Thomas HackerFDP - Bundeskanzler und Bundeskanzleramt

Lade Interface ...
Anmelden oder Account anlegen






Sehr geehrte Frau Präsidentin! Liebe Kolleginnen und Kollegen! Manchmal hat man den Eindruck: Wir leben in einer Gesellschaft, die auseinanderzufallen droht, in der Einzelne glauben, nur laut genug schreien zu müssen, um Recht zu bekommen. Eine Gesellschaft, in der uns Ausgrenzung, Diffamierung, Fremdenfeindlichkeit und Antisemitismus leider täglich begegnen. Eine demokratische Gesellschaft, die immer intensiver um ihre Zukunft ringt und doch eigentlich nur ihren inneren Zusammenhalt sucht. Das Zaubermittel dafür, das Zaubermittel, um diesen Zusammenhalt zu stärken, finden wir überall dort, wo Menschen zusammenkommen, miteinander neue Lebenswirklichkeiten entdecken, dort, wo sie sich kreativ entfalten können und wir als Gesellschaft im Ganzen zum Nachdenken und Miterleben eingeladen werden. Es ist die Kultur, die uns Menschen zusammenbringt. Zu Recht können und wollen wir nie auf sie verzichten.

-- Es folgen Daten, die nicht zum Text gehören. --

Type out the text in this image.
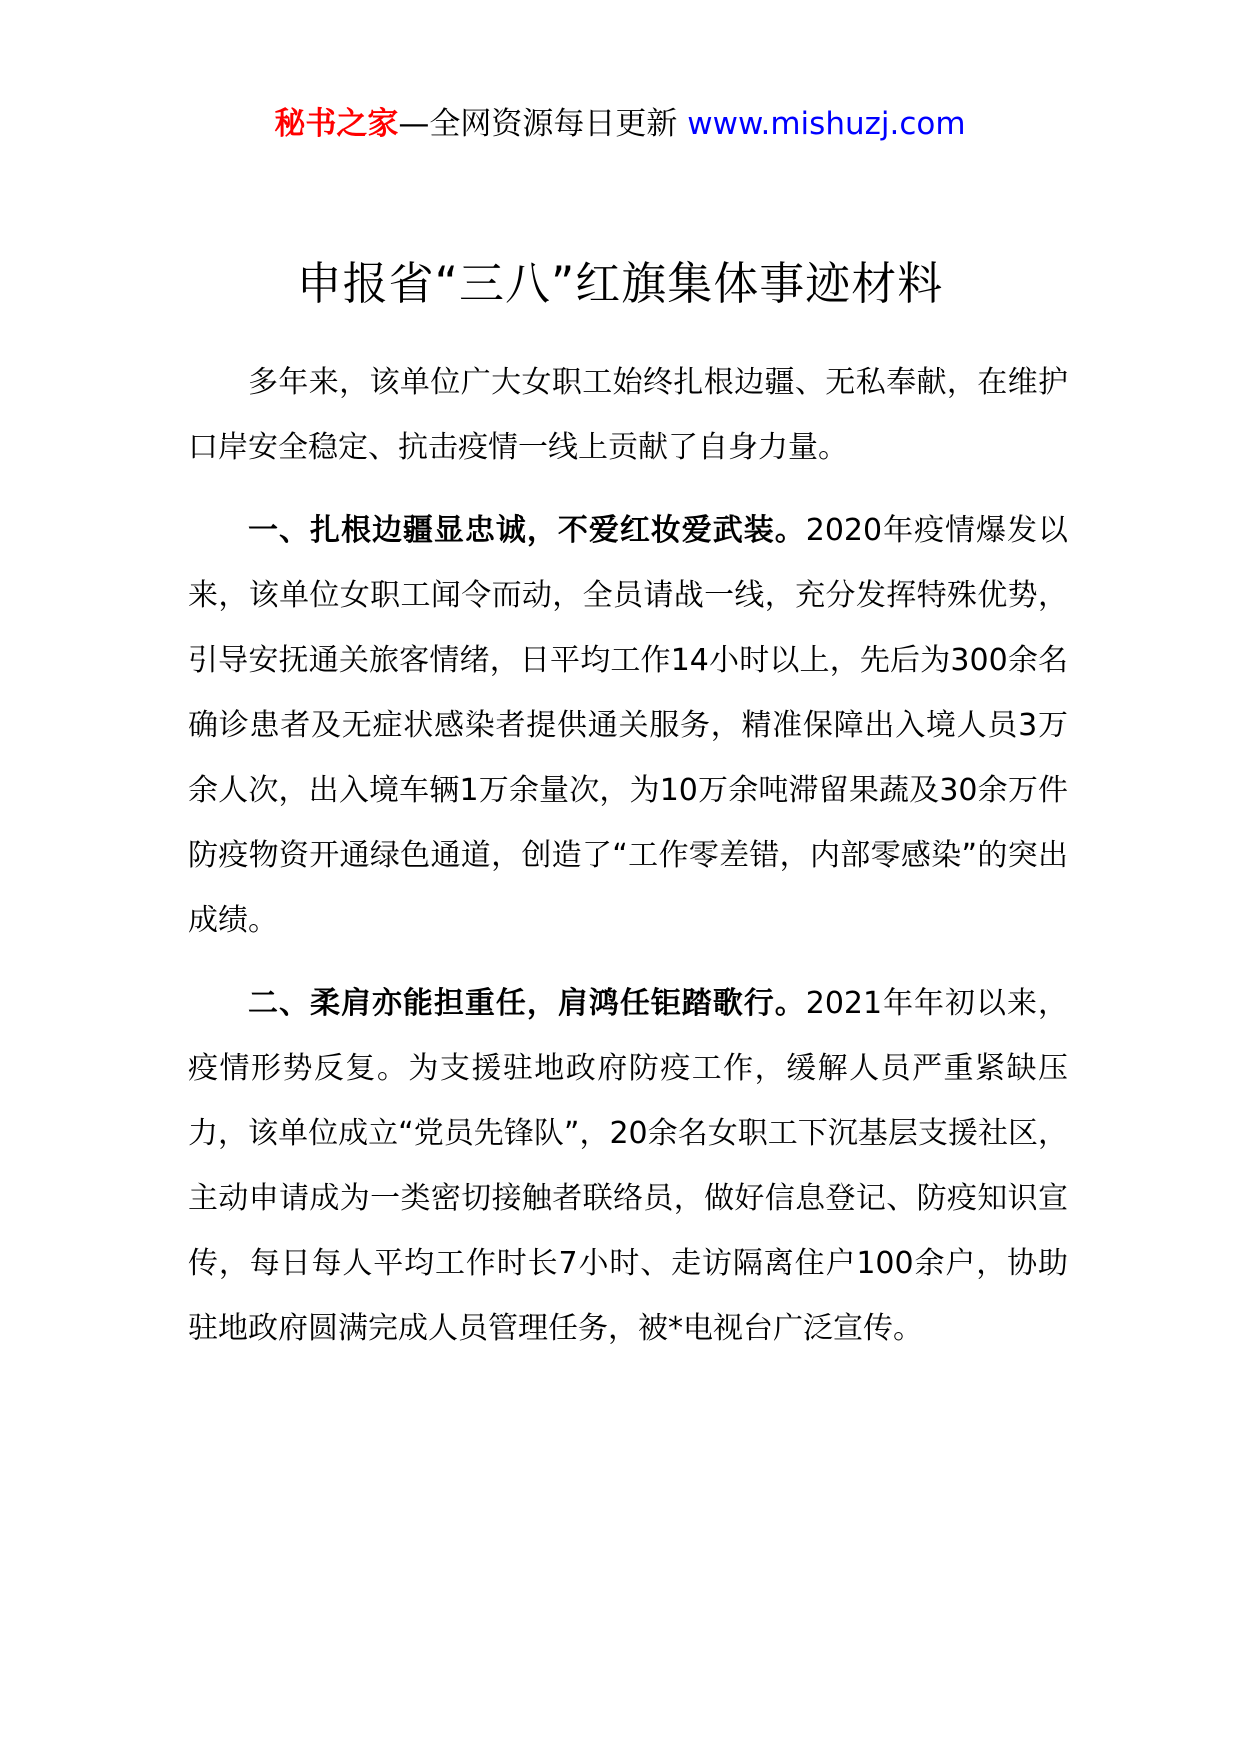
秘书之家—全网资源每日更新 www.mishuzj.com
申报省“三八”红旗集体事迹材料

多年来，该单位广大女职工始终扎根边疆、无私奉献，在维护口岸安全稳定、抗击疫情一线上贡献了自身力量。

一、扎根边疆显忠诚，不爱红妆爱武装。2020年疫情爆发以来，该单位女职工闻令而动，全员请战一线，充分发挥特殊优势，引导安抚通关旅客情绪，日平均工作14小时以上，先后为300余名确诊患者及无症状感染者提供通关服务，精准保障出入境人员3万余人次，出入境车辆1万余量次，为10万余吨滞留果蔬及30余万件防疫物资开通绿色通道，创造了“工作零差错，内部零感染”的突出成绩。

二、柔肩亦能担重任，肩鸿任钜踏歌行。2021年年初以来，疫情形势反复。为支援驻地政府防疫工作，缓解人员严重紧缺压力，该单位成立“党员先锋队”，20余名女职工下沉基层支援社区，主动申请成为一类密切接触者联络员，做好信息登记、防疫知识宣传，每日每人平均工作时长7小时、走访隔离住户100余户，协助驻地政府圆满完成人员管理任务，被*电视台广泛宣传。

(Beifall bei der FDP sowie bei Abgeordneten der SPD und des BÜNDNISSES 90/DIE GRÜNEN)

Daher ist es unsere politische Verantwortung, die notwendigen Mittel bereitzustellen, um das Fundament unserer Gesellschaft zu stützen und zu festigen, gerade in Zeiten großer Polarisierung. Die Ampelkoalition ist aus tiefer Überzeugung mit ihrem ehrlichen Bekenntnis zu Kultur und Medien angetreten. Wir wollen Kultur für alle und mit allen ermöglichen. Klar ist aber auch: Gesellschaftlicher Aufbruch und neue Debattenräume erschaffen sich nicht aus gutem Willen allein. Sie brauchen eine richtige, auch eine finanzielle Basis.

Wir Freie Demokraten legen Wert auf eine zielgerichtete Förderung, die die nachhaltige Stärkung von kultureller und medialer Vielfalt voranbringt. Zu Recht weist ja sogar der Deutsche Kulturrat darauf hin:

„Eines fehlt im Kulturbereich immer: Geld. Es gibt stets mehr künstlerische Ideen und Vorhaben als Mittel, um diese realisieren zu können.“

Nach einer Zeit vieler krisenbedingter Sonderprogramme, die fast alle sicher auch ihre Berechtigung hatten, müssen wir aber in den haushaltspolitischen Normalzustand zurückkehren. Es ist richtig: Der Staat muss mit dem Geld auskommen, das zur Verfügung steht. Gleiches gilt für uns Bürgerinnen und Bürger. Stabilität ist nie eine Selbstverständlichkeit. Und doch schafft der vorgelegte Haushalt für Kultur und Medien in einer volkswirtschaftlich äußerst anspruchsvollen Zeit einen Mittelaufwuchs gegenüber der bisherigen Finanzplanung – ein gutes Signal. Dafür bin ich Finanzminister Christian Lindner und Kulturstaatsministerin Claudia Roth sehr dankbar.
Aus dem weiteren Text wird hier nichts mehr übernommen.